In May 1986, seven students and two adult hikers from Oregon Episcopal School died on Mount Hood in a severe storm.

Families and OES have tried to put the tragedy behind them. But Pauls Toutonghi, a journalist, novelist and associate professor at Lewis & Clark College and an OES parent, has written a cover story about the deaths for the November issue of Outside magazine—a story OES tried to spike.

"We asked Mr. Toutonghi and Outside's editors to consider the negative impact of revisiting this tragedy on the families and friends of those who died, as well as on those who survived," OES head of school Mo Copeland wrote to parents and alumni in an Oct. 3 email. "We are disheartened that the editors chose to publish the article despite requests from OES and several survivors not to do so."

The school explicitly discouraged publication of the article, a decision Copeland explained in a statement to WW.

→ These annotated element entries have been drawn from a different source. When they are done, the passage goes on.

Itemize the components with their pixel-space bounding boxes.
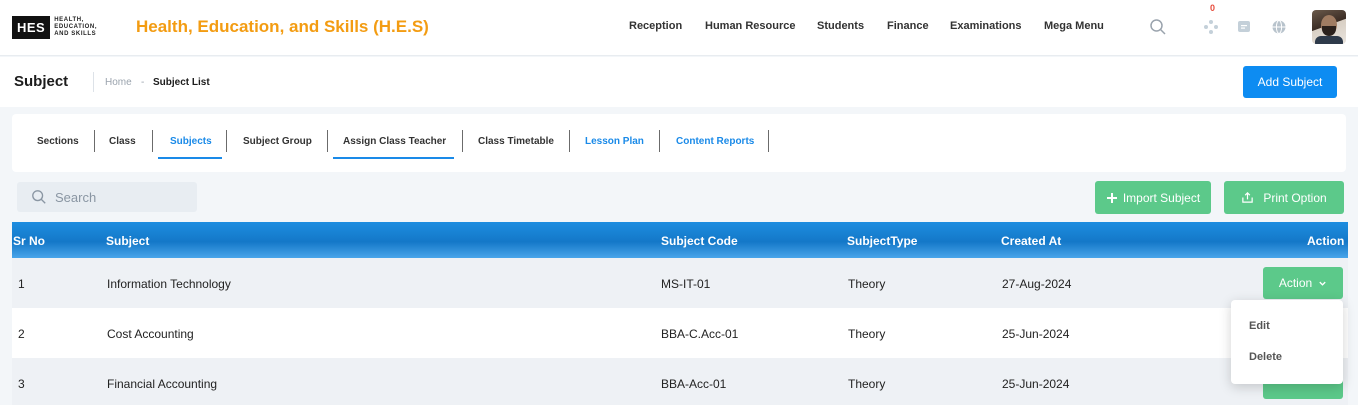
col-subject[interactable]: Subject (106, 234, 149, 248)
tab-divider (94, 130, 95, 152)
logo-mark: HES (12, 15, 51, 39)
tab-assign-underline (333, 157, 454, 159)
breadcrumb-home[interactable]: Home (105, 77, 132, 88)
tab-divider (327, 130, 328, 152)
tab-class[interactable]: Class (109, 136, 136, 147)
print-option-label: Print Option (1263, 190, 1327, 205)
import-subject-label: Import Subject (1122, 190, 1201, 205)
tab-divider (659, 130, 660, 152)
breadcrumb-current: Subject List (153, 77, 210, 88)
tab-content-reports[interactable]: Content Reports (676, 136, 754, 147)
cell-subject-code: BBA-C.Acc-01 (661, 327, 739, 341)
cell-created-at: 25-Jun-2024 (1002, 327, 1070, 341)
tab-assign-class-teacher[interactable]: Assign Class Teacher (343, 136, 446, 147)
menu-item-edit[interactable]: Edit (1249, 320, 1270, 332)
cell-subject-code: MS-IT-01 (661, 277, 711, 291)
tab-divider (462, 130, 463, 152)
print-option-button[interactable]: Print Option (1224, 181, 1344, 214)
tab-divider (768, 130, 769, 152)
page-title: Subject (14, 73, 69, 90)
add-subject-button[interactable]: Add Subject (1243, 66, 1337, 98)
cell-subject-type: Theory (848, 377, 886, 391)
search-placeholder: Search (55, 189, 97, 205)
nav-finance[interactable]: Finance (887, 20, 929, 32)
cell-subject: Financial Accounting (107, 377, 218, 391)
nav-mega-menu[interactable]: Mega Menu (1044, 20, 1104, 32)
import-subject-button[interactable]: Import Subject (1095, 181, 1211, 214)
tab-subjects[interactable]: Subjects (170, 136, 212, 147)
menu-item-delete[interactable]: Delete (1249, 351, 1282, 363)
col-subject-type[interactable]: SubjectType (847, 234, 917, 248)
table-row: 2 Cost Accounting BBA-C.Acc-01 Theory 25… (12, 308, 1348, 358)
nav-examinations[interactable]: Examinations (950, 20, 1022, 32)
nav-human-resource[interactable]: Human Resource (705, 20, 795, 32)
cell-sr-no: 2 (18, 327, 25, 341)
nav-reception[interactable]: Reception (629, 20, 682, 32)
table-row: 1 Information Technology MS-IT-01 Theory… (12, 258, 1348, 308)
brand-logo[interactable]: HES HEALTH, EDUCATION, AND SKILLS (12, 14, 98, 40)
cell-subject: Information Technology (107, 277, 231, 291)
breadcrumb-divider (93, 72, 94, 92)
user-avatar[interactable] (1312, 10, 1346, 44)
logo-text: HEALTH, EDUCATION, AND SKILLS (54, 16, 98, 37)
cell-subject-code: BBA-Acc-01 (661, 377, 727, 391)
nav-students[interactable]: Students (817, 20, 864, 32)
search-icon[interactable] (1147, 16, 1169, 38)
breadcrumb-separator: - (141, 77, 145, 88)
tab-divider (226, 130, 227, 152)
col-subject-code[interactable]: Subject Code (661, 234, 738, 248)
table-header: Sr No Subject Subject Code SubjectType C… (12, 222, 1348, 258)
plus-icon (1106, 192, 1117, 203)
col-action: Action (1307, 234, 1345, 248)
apps-icon[interactable] (1200, 16, 1222, 38)
module-tabs: Sections Class Subjects Subject Group As… (12, 114, 1346, 172)
tab-divider (152, 130, 153, 152)
tab-subjects-underline (158, 157, 222, 159)
tab-divider (569, 130, 570, 152)
apps-badge: 0 (1210, 3, 1216, 13)
action-label: Action (1278, 276, 1313, 290)
cell-subject: Cost Accounting (107, 327, 194, 341)
chat-icon[interactable] (1233, 16, 1255, 38)
action-button[interactable]: Action (1263, 267, 1343, 299)
tab-lesson-plan[interactable]: Lesson Plan (585, 136, 644, 147)
cell-sr-no: 1 (18, 277, 25, 291)
cell-created-at: 25-Jun-2024 (1002, 377, 1070, 391)
col-sr-no[interactable]: Sr No (13, 234, 45, 248)
tab-subject-group[interactable]: Subject Group (243, 136, 312, 147)
col-created-at[interactable]: Created At (1001, 234, 1061, 248)
tab-sections[interactable]: Sections (37, 136, 79, 147)
table-row: 3 Financial Accounting BBA-Acc-01 Theory… (12, 358, 1348, 405)
action-dropdown-menu: Edit Delete (1231, 300, 1343, 384)
cell-sr-no: 3 (18, 377, 25, 391)
search-icon (32, 190, 46, 204)
share-icon (1242, 192, 1254, 203)
cell-subject-type: Theory (848, 327, 886, 341)
cell-subject-type: Theory (848, 277, 886, 291)
globe-icon[interactable] (1268, 16, 1290, 38)
page-header: Subject Home - Subject List Add Subject (0, 57, 1358, 107)
tab-class-timetable[interactable]: Class Timetable (478, 136, 554, 147)
cell-created-at: 27-Aug-2024 (1002, 277, 1072, 291)
chevron-down-icon (1319, 281, 1326, 286)
top-navbar: HES HEALTH, EDUCATION, AND SKILLS Health… (0, 0, 1358, 56)
app-title: Health, Education, and Skills (H.E.S) (136, 17, 429, 36)
search-input[interactable]: Search (17, 182, 197, 212)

"Oregon Episcopal School has a long-standing position of not encouraging or assisting with media inquiries about the Mt. Hood Climb. The Outside magazine article, 'House of Mourning,' was written and offered for publication by author Pauls Toutonghi without the school's knowledge or consent," Copeland said.

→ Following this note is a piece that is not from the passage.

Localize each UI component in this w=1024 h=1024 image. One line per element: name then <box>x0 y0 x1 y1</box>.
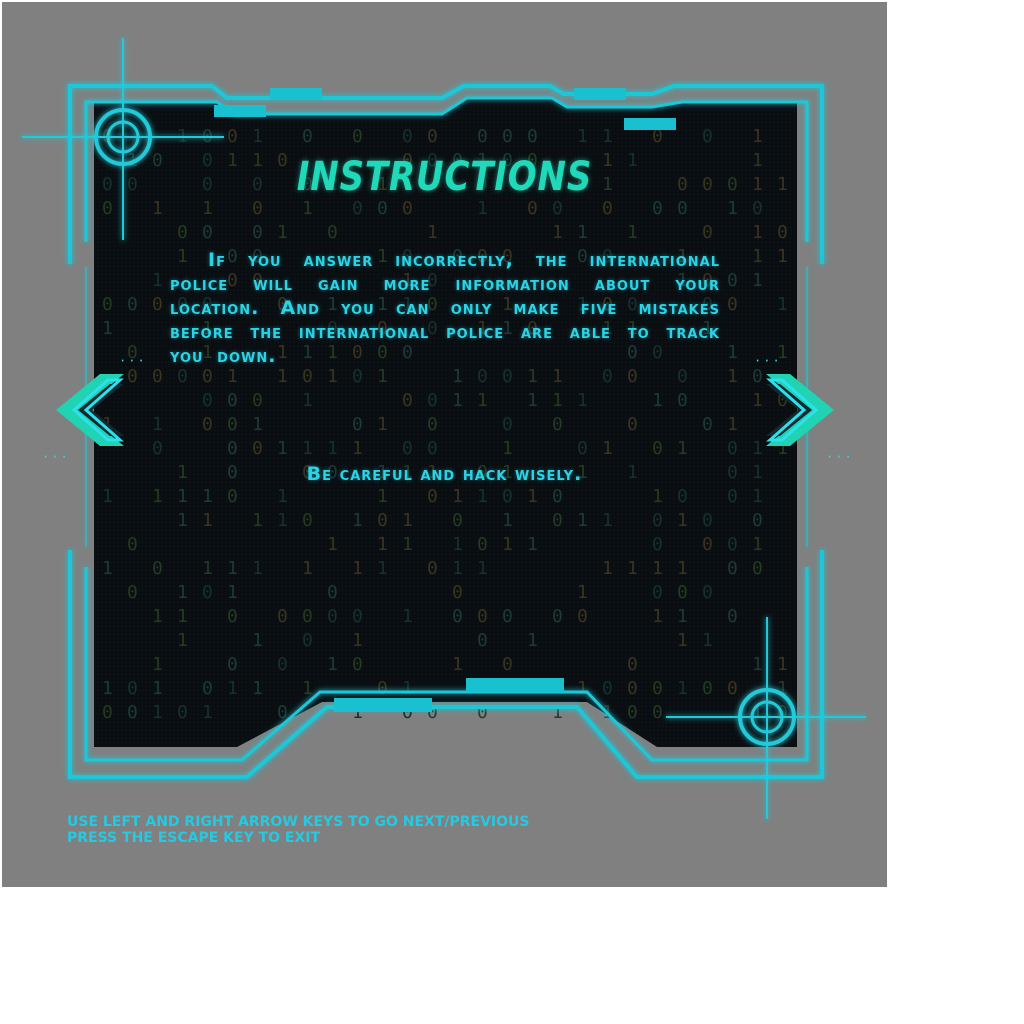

"Our priority continues to be support of, and respect for, the Climb families. As always, they remain in our close thoughts and prayers, with sustained wishes of healing and comfort for their loss."

Toutonghi says he didn't know about the 1986 deaths until he enrolled his children at OES.

"Through Mt. Hood Climb Service Day—which is observed every year—and through the telling of the story of the climb in the Lower School chapel, I learned the basics of the story," he says. "It compelled me deeply, the way this event—which was so horrific and tragic—has been the root of a profound, decades-long commitment to serving the Portland community."

Toutonghi, who has published three books and written for the New Yorker and Sports Illustrated, among other publications, did not take issue with OES' pushback. Toutonghi says he respects the school's stance and will continue to send his children there.

"The school is right, I think, in saying that its primary duty is to protect the families of the climb," he says. "I don't agree that my story is something against which anyone needs to be protected—but everything that the administration does is guided by that first principle—so they have to be overly-cautious. It is not easy to run a school—with many different constituencies, past and present."

Toutonghi's article is on newstands today.